Where circumstances have substantially changed since a final judgment was entered it may become necessary to modify provisions related to children or alimony. Judgments are presumed to be final; therefore, modification cases should not be pursued lightly. Napier & Rollin’s attorneys are adept at obtaining and defending against modifications of timesharing, child support, parental responsibility, and alimony awards.
Once a final order or judgment has been entered which establishes custodial rights of a child, either party must obtain written permission from the other party or permission from the court before relocating more than 50 miles. Relocation cases are among the most difficult of cases because they often involve high-stakes positions taken by both sides as to where a child will live once the relocation occurs. The attorneys of Napier & Rollin can be trusted to handle even the most difficult family law cases, such as relocation.
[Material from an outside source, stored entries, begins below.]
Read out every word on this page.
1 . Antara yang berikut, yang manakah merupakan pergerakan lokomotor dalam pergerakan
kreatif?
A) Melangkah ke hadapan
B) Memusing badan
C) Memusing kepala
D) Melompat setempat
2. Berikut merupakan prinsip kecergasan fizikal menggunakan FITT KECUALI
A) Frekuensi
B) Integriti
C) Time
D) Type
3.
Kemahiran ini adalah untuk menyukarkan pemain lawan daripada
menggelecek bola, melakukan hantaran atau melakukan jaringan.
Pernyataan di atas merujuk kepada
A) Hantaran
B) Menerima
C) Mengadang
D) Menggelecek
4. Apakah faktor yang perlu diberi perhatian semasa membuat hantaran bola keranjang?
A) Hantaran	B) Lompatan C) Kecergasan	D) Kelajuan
A uniform statute adopted by Florida in 2007 governs the basic requirements to ensure that a prenuptial agreement will be technically valid and enforceable. However, only the most skilled attorneys know how to draft a high-quality prenuptial agreement which will most likely operate the way the client intends. Many lower-quality prenuptial agreements fail to address important issues or contain ambiguous language. Similarly, a different legal standard applies to agreements entered into after marriage. Without the assistance of a skilled attorney post-nuptial agreements can contain fatal errors or become totally unenforceable.